Keep an eye on Whitenoise. It's basically taken the technology behind Signal and placed it atop Nostr, so rather than signing up with a phone number, you do it with an npub (pubkey). Still in very early days so the features aren't all there yet, and battery use could be better, but they've got the basics of it working already.
SimpleX is another option.
These don't have discoverability for lay people users just joining though, which is actually a huge network effect positive for Signal in the family and friends use cases.
However it avoids the issues with the public group chat privacy. It ends up coming down to client and protocol features for those. SimpleX has a more extreme privacy threat model than Whitenoise so user contacts tend to be throw away (for good or bad), which generally doesn't work for public communities.

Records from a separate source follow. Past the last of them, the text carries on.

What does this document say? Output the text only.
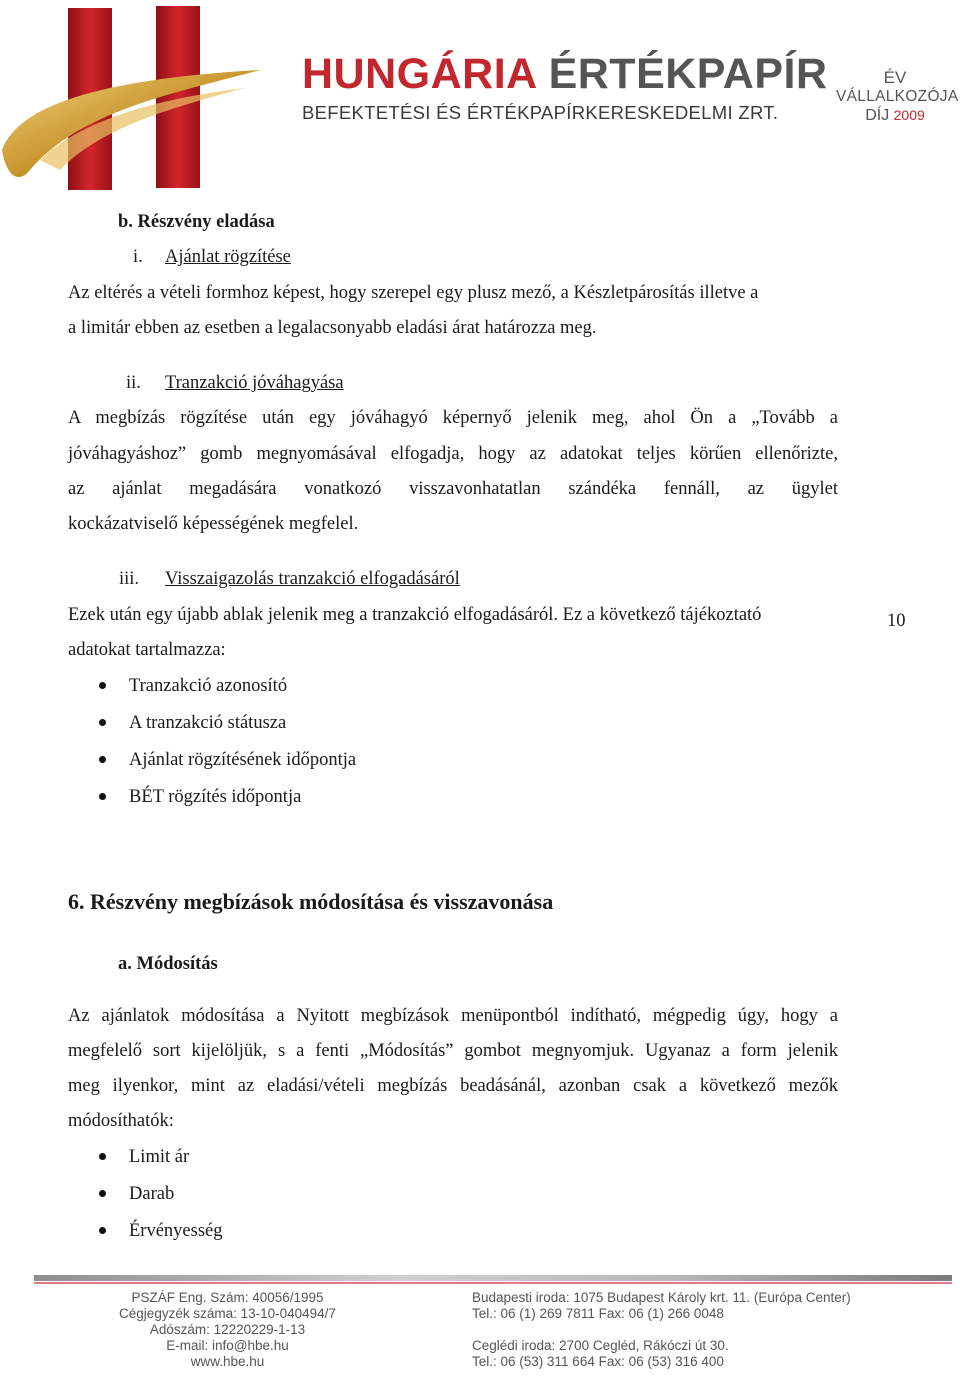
HUNGÁRIA ÉRTÉKPAPÍR
BEFEKTETÉSI ÉS ÉRTÉKPAPÍRKERESKEDELMI ZRT.
ÉV
VÁLLALKOZÓJA
DÍJ 2009
b. Részvény eladása
i. Ajánlat rögzítése
Az eltérés a vételi formhoz képest, hogy szerepel egy plusz mező, a Készletpárosítás illetve a
a limitár ebben az esetben a legalacsonyabb eladási árat határozza meg.
ii. Tranzakció jóváhagyása
A megbízás rögzítése után egy jóváhagyó képernyő jelenik meg, ahol Ön a „Tovább a
jóváhagyáshoz” gomb megnyomásával elfogadja, hogy az adatokat teljes körűen ellenőrizte,
az ajánlat megadására vonatkozó visszavonhatatlan szándéka fennáll, az ügylet
kockázatviselő képességének megfelel.
iii. Visszaigazolás tranzakció elfogadásáról
Ezek után egy újabb ablak jelenik meg a tranzakció elfogadásáról. Ez a következő tájékoztató
adatokat tartalmazza:
10
Tranzakció azonosító
A tranzakció státusza
Ajánlat rögzítésének időpontja
BÉT rögzítés időpontja
6. Részvény megbízások módosítása és visszavonása
a. Módosítás
Az ajánlatok módosítása a Nyitott megbízások menüpontból indítható, mégpedig úgy, hogy a
megfelelő sort kijelöljük, s a fenti „Módosítás” gombot megnyomjuk. Ugyanaz a form jelenik
meg ilyenkor, mint az eladási/vételi megbízás beadásánál, azonban csak a következő mezők
módosíthatók:
Limit ár
Darab
Érvényesség
PSZÁF Eng. Szám: 40056/1995
Cégjegyzék száma: 13-10-040494/7
Adószám: 12220229-1-13
E-mail: info@hbe.hu
www.hbe.hu
Budapesti iroda: 1075 Budapest Károly krt. 11. (Európa Center)
Tel.: 06 (1) 269 7811 Fax: 06 (1) 266 0048
Ceglédi iroda: 2700 Cegléd, Rákóczi út 30.
Tel.: 06 (53) 311 664 Fax: 06 (53) 316 400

The real kicker is that almost nothing has the community automation tools and administration of Discord which is the really hard lift.

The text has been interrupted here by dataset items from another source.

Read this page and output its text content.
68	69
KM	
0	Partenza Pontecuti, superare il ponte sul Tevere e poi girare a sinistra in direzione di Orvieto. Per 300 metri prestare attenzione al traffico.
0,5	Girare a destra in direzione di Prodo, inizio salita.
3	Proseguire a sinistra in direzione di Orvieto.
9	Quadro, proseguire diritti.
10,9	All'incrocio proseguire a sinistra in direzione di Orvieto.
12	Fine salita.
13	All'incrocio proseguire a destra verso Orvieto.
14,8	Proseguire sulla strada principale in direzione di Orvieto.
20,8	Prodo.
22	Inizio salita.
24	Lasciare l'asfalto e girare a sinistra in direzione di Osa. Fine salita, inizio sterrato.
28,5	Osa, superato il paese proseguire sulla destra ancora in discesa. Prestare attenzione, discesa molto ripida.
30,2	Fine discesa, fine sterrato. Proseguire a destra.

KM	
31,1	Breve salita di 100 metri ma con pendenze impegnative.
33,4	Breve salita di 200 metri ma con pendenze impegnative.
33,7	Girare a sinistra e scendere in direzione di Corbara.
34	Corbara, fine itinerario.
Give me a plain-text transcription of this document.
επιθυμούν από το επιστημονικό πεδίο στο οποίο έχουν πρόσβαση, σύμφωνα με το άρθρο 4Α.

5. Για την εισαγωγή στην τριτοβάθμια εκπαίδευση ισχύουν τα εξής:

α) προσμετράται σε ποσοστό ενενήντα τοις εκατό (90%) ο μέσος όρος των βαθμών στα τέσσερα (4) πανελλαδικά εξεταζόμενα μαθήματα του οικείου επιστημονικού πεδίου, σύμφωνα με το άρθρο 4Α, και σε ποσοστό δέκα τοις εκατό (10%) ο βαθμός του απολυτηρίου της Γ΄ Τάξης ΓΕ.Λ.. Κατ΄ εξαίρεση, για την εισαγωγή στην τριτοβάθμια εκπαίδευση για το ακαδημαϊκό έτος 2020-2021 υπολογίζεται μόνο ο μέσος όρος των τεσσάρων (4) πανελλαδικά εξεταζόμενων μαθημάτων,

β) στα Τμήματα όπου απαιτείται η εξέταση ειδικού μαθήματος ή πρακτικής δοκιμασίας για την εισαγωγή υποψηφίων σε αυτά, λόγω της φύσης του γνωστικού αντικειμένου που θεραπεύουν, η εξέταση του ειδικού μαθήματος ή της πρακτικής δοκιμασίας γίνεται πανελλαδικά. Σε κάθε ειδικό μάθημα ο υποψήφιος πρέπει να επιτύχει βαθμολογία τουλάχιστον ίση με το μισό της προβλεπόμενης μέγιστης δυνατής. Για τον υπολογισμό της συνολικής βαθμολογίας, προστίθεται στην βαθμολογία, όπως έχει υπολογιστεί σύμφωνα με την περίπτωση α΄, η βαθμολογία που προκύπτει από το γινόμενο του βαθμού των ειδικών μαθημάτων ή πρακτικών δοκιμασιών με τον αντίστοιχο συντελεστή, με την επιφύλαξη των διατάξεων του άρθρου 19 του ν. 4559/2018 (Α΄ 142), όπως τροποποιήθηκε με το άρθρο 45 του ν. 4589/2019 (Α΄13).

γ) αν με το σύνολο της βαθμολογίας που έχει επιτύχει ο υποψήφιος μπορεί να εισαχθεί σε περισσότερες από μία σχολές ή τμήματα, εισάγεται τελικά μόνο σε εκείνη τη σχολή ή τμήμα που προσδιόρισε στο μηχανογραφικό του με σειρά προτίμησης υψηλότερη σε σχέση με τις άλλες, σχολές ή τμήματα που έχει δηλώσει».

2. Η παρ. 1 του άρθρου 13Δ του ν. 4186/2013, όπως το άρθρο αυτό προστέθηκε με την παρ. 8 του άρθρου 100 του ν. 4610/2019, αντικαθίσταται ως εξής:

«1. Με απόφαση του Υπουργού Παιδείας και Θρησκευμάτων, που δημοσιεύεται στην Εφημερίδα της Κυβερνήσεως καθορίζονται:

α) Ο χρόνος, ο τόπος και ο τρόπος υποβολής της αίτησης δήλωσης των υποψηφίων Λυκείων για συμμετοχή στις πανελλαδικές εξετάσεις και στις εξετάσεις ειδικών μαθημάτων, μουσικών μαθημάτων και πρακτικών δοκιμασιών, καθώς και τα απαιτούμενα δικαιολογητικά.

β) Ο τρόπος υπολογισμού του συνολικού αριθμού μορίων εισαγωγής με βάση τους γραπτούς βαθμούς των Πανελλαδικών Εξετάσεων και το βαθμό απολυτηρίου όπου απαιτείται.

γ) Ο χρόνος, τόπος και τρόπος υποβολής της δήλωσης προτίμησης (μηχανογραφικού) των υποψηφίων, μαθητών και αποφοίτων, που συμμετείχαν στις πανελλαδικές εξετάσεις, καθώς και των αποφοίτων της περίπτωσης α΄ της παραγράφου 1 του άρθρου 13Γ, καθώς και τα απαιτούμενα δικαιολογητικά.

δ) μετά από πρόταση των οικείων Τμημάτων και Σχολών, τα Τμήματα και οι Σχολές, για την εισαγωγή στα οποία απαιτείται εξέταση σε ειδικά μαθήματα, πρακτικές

I have lots of Signal contacts I cannot phone, since the phone number is never shared by default. Not even the signal contact is shareable. It is way too privacy focused to work easily.
i.e. I cannot even match two people I have in contacts unless one of them sends me their hidden username. Then they can talk to one another.

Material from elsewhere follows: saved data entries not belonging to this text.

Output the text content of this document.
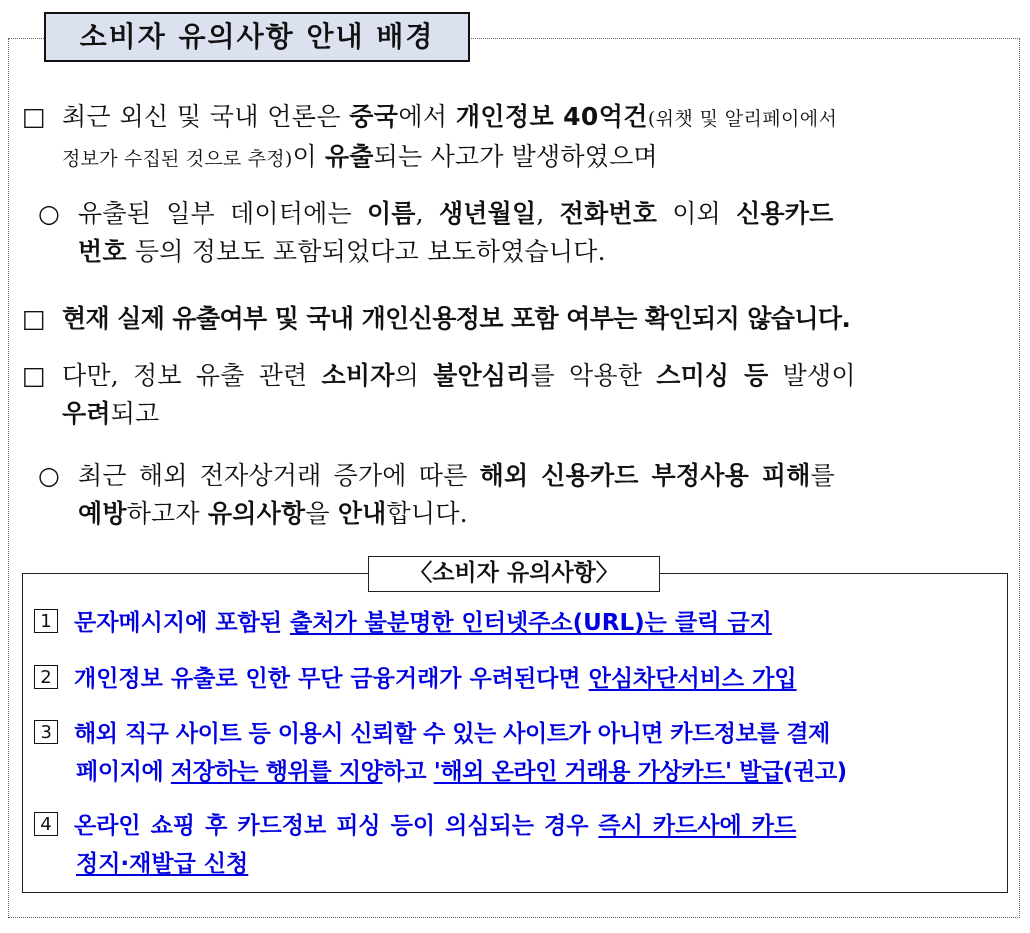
소비자 유의사항 안내 배경
□ 최근 외신 및 국내 언론은 중국에서 개인정보 40억건(위챗 및 알리페이에서
정보가 수집된 것으로 추정)이 유출되는 사고가 발생하였으며
○ 유출된 일부 데이터에는 이름, 생년월일, 전화번호 이외 신용카드
번호 등의 정보도 포함되었다고 보도하였습니다.
□ 현재 실제 유출여부 및 국내 개인신용정보 포함 여부는 확인되지 않습니다.
□ 다만, 정보 유출 관련 소비자의 불안심리를 악용한 스미싱 등 발생이
우려되고
○ 최근 해외 전자상거래 증가에 따른 해외 신용카드 부정사용 피해를
예방하고자 유의사항을 안내합니다.
〈소비자 유의사항〉
1 문자메시지에 포함된 출처가 불분명한 인터넷주소(URL)는 클릭 금지
2 개인정보 유출로 인한 무단 금융거래가 우려된다면 안심차단서비스 가입
3 해외 직구 사이트 등 이용시 신뢰할 수 있는 사이트가 아니면 카드정보를 결제
페이지에 저장하는 행위를 지양하고 '해외 온라인 거래용 가상카드' 발급(권고)
4 온라인 쇼핑 후 카드정보 피싱 등이 의심되는 경우 즉시 카드사에 카드
정지·재발급 신청
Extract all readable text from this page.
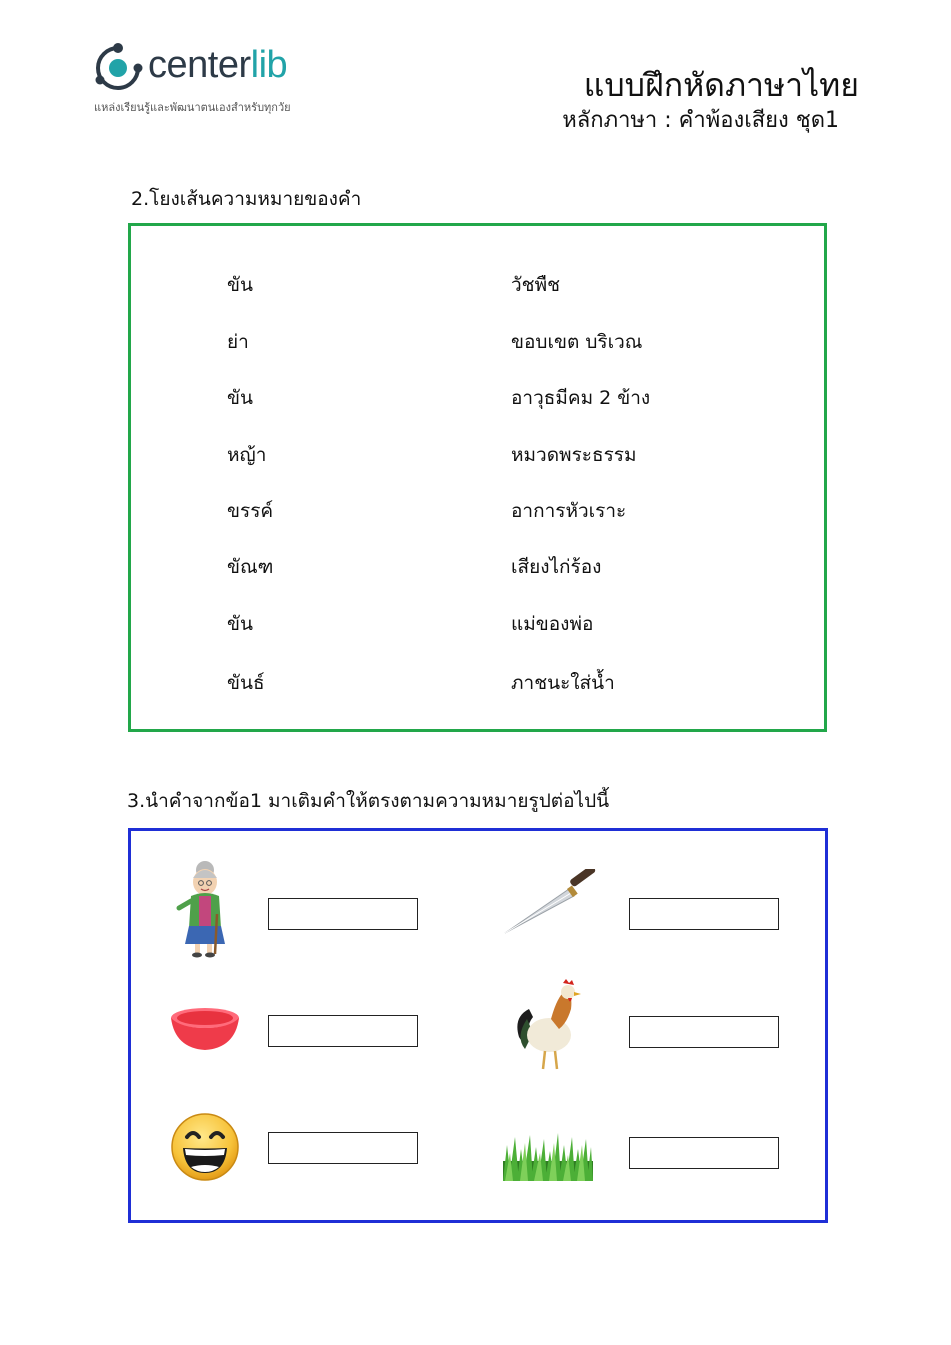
centerlib
แหล่งเรียนรู้และพัฒนาตนเองสำหรับทุกวัย
แบบฝึกหัดภาษาไทย
หลักภาษา : คำพ้องเสียง ชุด1
2.โยงเส้นความหมายของคำ
ขัน
ย่า
ขัน
หญ้า
ขรรค์
ขัณฑ
ขัน
ขันธ์
วัชพืช
ขอบเขต บริเวณ
อาวุธมีคม 2 ข้าง
หมวดพระธรรม
อาการหัวเราะ
เสียงไก่ร้อง
แม่ของพ่อ
ภาชนะใส่น้ำ
3.นำคำจากข้อ1 มาเติมคำให้ตรงตามความหมายรูปต่อไปนี้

And people in my contacts don't use their full name. In groups, they often share the first name, making it confusing as hell. And many use an arbitrary nickname, most often the abbreviated first name I think but sometimes truly random stuff, and might even change that yearly with no mapping in my history to tell me who they were.
I, and all of my contacts, have the default setting for this which makes me discoverable on Signal by phone number look up, but I have phone number sharing disabled. That's the default settings.
I've had no issues at all with discovery.
Signal has had the ability to share a username instead of phone number for a while. You definitely want to pair that with not sharing your phone number with Signal contacts (the related option released at the same time).
Not a privacy app in my opinion. Sure, might be good for some use cases... but overall there are better solutions.